Source data are available online for this figure.

Figure EV5. Co‐localization of pS270 gephyrin and total gephyrin at synapses

1. A

   Co‐localization of total gephyrin (rbGPHN) and phosphorylated pS270 gephyrin clusters (mAb7a) in conventional epifluorescence images. This is a binarized version of the image shown in Fig 7A. Scale bar: 2 µm. After 4‐AP treatment, the percentage of rbGPHN clusters positive for mAb7a (binarized) showed only a minor reduction (middle panel, MW test, **P < 0.01), possibly as a result of decreased mAb7a immunoreactivity. The percentage of mAb7a clusters positive for rbGPHN was not changed (right panel, MW test P = 0.74). mean ± SD; TTX: n = 4,040 synapses, 4‐AP: n = 3,818, from two independent experiments.

2. B

   Gephyrin SSDs segmented from mAb7a clusters in dSTORM images did not show differences in size after 4‐AP treatment (KS test, P = 0.05, n = 810 synapses in TTX and n = 727 in 4‐AP conditions from three experiments).

3. C–E

   Variability of network activity in the control condition (CTRL, no treatment) in primary spinal cord neuron cultures. (C) The pooled results of two independent experiments (shown in D and E) show that the immunoreactivity of pS270 gephyrin (mAb7a antibody) is differentially modulated by pharmacological treatments that increase (4‐AP, red traces) or decrease (TTX, blue) network activity, relative to the control condition (CTRL, black). Some of these data (TTX and 4‐AP) are the same as the ones shown in Fig 7B and C. Number of synapses: n = 4,040 in TTX (blue traces), n = 3,818 in 4‐AP (red), n = 3,946 in the CTRL condition (black) from two independent experiments. (D, E) Separate analysis of the two experiments shows that while the difference between the TTX and 4‐AP conditions is consistent, the control can vary substantially between experiments. Number of synapses: n = 2,362 in CTRL, n = 2,577 in TTX and n = 2,283 in 4‐AP conditions in (D), and n = 1,584 in CTRL, n = 1,463 in TTX and n = 1,535 in 4‐AP in (E).
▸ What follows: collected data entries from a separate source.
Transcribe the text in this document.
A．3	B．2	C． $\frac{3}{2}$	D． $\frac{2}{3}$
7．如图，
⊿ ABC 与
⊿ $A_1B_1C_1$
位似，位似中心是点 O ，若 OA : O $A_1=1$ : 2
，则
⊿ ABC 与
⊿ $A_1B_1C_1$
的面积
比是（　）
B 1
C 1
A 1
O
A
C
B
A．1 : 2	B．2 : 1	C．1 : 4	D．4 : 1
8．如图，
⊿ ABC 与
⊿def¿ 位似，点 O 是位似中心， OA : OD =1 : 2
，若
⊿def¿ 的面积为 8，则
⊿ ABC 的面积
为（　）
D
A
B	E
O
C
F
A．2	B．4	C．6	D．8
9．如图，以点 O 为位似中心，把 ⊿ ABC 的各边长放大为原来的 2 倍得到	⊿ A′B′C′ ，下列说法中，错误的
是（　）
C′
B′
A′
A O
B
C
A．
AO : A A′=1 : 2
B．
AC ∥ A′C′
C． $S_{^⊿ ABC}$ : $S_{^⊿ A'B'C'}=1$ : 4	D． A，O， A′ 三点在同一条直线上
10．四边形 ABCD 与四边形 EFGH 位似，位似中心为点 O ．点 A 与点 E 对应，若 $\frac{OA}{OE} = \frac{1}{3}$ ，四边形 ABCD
KW test/Dunn's test, ns: not significant, *P < 0.05, **P < 0.01, ***P < 0.001, ****P < 0.0001.

Source data are available online for this figure.

Figure 8. Differential regulation of GlyRs, GABA_ARs, and gephyrin at mixed inhibitory synapses

Left: Inhibitory GlyRs (dark blue), GABA_ARs (light blue), and gephyrin scaffolds (red) are organized in sub‐synaptic domains (SSD) and are aligned with pre‐synaptic release sites (green), forming trans‐synaptic nanocolumns (dotted boxes). Right: Increased network activity differentially affects the numbers of GABA_AR complexes (light blue pentagons) and the phosphorylation status of gephyrin (phospho‐S270 domain, dark red), while GlyRs and total gephyrin levels are largely unaffected.